“Detlev Schlichter’s book Paper Money Collapse develops a concise, clear, and at the same time deep economic analysis on the current elastic monetary system and why it is incompatible with a free market economy. I strongly recommend this book to anyone interested in financial crises, economic recessions, and the future of capitalism.”
–JESÚS HUERTA DE SOTO, Professor Of Political Economy, King Juan Carlos University (Madrid)
Mankind has used money for more than 2,500 years. For most of history, money was a commodity of limited and practically inelastic supply. Occasionally, over the past 1,000 years, state authorities introduced paper money, the supply of which was elastic and under complete control of the state. Today we live again in a complete paper money system. Since the dollar was taken ‘off gold’ internationally in 1971, the entire world has been – for the first time in human history – on a global standard of irredeemable paper money.
The book demonstrates that paper money systems are not inevitable, not advantageous and not sustainable. Contrary to common belief, a growing economy does not require an expanding supply of money.

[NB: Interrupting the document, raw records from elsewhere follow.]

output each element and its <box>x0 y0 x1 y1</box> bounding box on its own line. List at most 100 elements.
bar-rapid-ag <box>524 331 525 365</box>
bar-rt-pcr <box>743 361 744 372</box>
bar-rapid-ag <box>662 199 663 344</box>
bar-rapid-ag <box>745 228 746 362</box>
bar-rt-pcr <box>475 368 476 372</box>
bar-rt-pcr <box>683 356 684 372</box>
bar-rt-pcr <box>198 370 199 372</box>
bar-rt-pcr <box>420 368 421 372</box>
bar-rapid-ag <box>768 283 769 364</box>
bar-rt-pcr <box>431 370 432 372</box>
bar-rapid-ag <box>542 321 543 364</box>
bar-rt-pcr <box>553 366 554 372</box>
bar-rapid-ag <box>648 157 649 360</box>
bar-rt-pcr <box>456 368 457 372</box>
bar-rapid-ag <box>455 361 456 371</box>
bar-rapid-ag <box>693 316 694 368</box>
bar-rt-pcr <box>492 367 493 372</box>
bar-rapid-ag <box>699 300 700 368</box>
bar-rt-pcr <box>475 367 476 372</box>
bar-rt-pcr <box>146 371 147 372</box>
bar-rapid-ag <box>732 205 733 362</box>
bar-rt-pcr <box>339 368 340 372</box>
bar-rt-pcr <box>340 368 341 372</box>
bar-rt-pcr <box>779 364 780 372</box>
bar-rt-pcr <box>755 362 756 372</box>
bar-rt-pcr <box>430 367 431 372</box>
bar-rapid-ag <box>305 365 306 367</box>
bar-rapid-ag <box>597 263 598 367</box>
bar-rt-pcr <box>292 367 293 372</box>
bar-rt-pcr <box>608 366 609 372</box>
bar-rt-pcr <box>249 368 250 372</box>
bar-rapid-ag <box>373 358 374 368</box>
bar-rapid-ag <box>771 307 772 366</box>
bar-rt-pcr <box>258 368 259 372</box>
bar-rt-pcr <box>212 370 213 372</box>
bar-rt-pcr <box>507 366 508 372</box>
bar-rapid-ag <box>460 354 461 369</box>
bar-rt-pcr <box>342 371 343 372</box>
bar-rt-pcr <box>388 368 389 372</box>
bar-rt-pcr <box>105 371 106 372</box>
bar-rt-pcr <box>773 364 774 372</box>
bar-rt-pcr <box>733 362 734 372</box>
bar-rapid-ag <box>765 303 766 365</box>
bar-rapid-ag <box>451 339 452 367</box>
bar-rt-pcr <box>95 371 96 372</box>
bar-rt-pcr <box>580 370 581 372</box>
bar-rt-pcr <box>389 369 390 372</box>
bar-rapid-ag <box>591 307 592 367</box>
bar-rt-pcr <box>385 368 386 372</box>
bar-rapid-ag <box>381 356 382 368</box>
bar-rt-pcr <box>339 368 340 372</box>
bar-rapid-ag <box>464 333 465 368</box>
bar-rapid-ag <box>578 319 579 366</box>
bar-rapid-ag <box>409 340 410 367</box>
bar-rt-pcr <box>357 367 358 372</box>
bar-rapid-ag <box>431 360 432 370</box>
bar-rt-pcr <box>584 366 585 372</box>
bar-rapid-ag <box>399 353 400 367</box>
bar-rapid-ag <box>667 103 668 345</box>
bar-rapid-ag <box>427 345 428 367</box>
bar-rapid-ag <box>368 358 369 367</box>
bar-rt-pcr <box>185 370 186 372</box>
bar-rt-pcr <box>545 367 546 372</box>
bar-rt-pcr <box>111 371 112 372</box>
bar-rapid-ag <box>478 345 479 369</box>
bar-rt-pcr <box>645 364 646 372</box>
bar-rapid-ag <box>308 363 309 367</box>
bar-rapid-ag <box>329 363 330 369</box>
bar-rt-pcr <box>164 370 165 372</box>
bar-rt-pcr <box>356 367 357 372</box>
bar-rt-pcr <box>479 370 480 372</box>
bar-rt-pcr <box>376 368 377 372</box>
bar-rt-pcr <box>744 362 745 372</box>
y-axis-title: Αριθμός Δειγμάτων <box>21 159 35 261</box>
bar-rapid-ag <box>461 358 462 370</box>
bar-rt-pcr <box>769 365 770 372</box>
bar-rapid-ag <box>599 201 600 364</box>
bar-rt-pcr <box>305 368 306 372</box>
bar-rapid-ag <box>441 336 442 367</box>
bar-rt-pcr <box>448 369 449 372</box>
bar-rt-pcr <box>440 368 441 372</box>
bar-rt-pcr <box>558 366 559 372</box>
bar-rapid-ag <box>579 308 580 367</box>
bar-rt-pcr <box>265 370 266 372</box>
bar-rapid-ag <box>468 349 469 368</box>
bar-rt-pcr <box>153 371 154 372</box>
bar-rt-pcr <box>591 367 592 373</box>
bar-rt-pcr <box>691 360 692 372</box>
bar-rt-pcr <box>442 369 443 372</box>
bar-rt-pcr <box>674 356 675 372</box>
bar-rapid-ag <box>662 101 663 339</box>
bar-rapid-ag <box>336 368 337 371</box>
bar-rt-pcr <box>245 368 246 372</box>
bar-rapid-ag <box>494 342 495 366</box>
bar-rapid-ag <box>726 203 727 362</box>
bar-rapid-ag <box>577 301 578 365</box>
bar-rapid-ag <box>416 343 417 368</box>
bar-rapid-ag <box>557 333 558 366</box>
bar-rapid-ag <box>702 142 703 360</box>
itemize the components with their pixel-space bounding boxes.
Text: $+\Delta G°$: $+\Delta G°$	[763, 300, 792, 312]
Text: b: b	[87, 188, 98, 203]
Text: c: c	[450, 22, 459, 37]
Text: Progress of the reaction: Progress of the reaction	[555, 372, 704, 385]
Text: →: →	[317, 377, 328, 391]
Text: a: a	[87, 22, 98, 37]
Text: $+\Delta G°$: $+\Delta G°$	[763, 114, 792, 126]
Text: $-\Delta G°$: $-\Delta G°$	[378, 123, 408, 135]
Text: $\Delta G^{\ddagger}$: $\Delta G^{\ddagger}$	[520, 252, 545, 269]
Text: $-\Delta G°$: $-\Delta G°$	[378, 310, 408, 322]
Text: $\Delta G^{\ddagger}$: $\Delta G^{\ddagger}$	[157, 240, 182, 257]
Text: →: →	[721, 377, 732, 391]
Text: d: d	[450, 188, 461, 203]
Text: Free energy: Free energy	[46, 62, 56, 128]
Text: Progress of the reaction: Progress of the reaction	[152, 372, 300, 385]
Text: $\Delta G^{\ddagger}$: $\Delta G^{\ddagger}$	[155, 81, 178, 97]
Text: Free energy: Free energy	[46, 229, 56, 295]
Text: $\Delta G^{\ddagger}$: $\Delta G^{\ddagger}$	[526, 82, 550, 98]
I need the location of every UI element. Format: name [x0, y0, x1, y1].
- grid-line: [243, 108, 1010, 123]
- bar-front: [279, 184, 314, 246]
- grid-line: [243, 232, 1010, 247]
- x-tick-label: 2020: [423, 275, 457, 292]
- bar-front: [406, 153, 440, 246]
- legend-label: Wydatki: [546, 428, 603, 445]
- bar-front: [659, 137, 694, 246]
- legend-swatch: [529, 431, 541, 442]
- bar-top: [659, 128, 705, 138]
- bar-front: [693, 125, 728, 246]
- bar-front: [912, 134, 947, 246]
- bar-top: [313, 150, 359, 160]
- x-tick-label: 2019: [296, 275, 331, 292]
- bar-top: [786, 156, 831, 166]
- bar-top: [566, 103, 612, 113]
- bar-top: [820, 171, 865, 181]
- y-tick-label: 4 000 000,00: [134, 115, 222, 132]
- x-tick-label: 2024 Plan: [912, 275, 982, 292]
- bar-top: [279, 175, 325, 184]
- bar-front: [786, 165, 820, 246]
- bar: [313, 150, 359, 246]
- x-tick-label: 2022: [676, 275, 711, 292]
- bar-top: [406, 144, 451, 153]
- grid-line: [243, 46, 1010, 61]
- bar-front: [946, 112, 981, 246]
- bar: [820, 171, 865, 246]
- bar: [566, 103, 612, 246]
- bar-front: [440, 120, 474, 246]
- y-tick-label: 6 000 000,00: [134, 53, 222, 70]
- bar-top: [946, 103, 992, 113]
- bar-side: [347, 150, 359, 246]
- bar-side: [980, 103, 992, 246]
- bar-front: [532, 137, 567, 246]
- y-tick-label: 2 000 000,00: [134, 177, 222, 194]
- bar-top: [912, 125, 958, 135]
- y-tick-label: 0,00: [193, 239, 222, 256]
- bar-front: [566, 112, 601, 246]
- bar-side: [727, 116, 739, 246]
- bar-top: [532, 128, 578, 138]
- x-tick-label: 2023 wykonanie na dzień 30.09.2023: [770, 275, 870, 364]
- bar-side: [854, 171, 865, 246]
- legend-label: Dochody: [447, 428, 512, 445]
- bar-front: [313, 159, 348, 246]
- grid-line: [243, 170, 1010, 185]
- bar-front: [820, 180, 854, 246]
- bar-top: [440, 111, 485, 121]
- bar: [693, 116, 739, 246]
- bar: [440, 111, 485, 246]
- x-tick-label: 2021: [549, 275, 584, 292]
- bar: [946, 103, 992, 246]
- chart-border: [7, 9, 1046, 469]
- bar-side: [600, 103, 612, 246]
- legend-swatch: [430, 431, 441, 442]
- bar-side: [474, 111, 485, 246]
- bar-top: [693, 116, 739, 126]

None of the benefits that elastic paper money is supposed to have, relative to inflexible commodity money, stand up to critical examination. Importantly, systems of elastic money are inherently unstable and must destabilise the economy.
Eminent economists suspected long ago that an expanding money supply had disruptive effects. But only the Austrian School of Economics, in particular Ludwig von Mises, provided, in the first half of the twentieth century, a satisfactory theory of money-induced instability. The book applies these insights to the present institutional setting.
The book also provides a brief historical account of paper money systems that shows that paper money was always introduced by state decree, never by private initiative. All paper money systems in history ended in failure. Either they collapsed in chaos, or a voluntary return to commodity money was accomplished before this happened. Although history supports the case the book makes, the argument rests ultimately on a systematic and conceptual analysis of paper money. This analysis starts with some simple observations that the reader can check for himself or herself, and progresses from there via verbal logic to the conclusions. The argument does not rely on complicated models, economic statistics or econometrics. Readers with no background in economics can follow the argument throughout. Yet, the book still adheres to strict scientific standards and does neither trivialise the subject nor unnecessarily sensationalise it.
The book also reveals the fallacies behind the current mainstream consensus in favour of paper money. It shows why many in financial markets, in media and in the policy establishment are unable (and often unwilling) to fully appreciate the underlying problems with elastic money.
What is the endgame? Either the authorities abandon further money printing and allow the undoubtedly painful liquidation of misallocations of capital, or they print ever more money in an attempt to postpone the correction, and, in the process, accumulate ever more debt. In the latter scenario, the public will ultimately lose faith in the system. Paper money systems are confidence games. When the public realizes that the printing press is increasingly used to keep states and banks solvent, this confidence will evaporate quickly. The endgame will then be sovereign default, hyperinflation and economic chaos.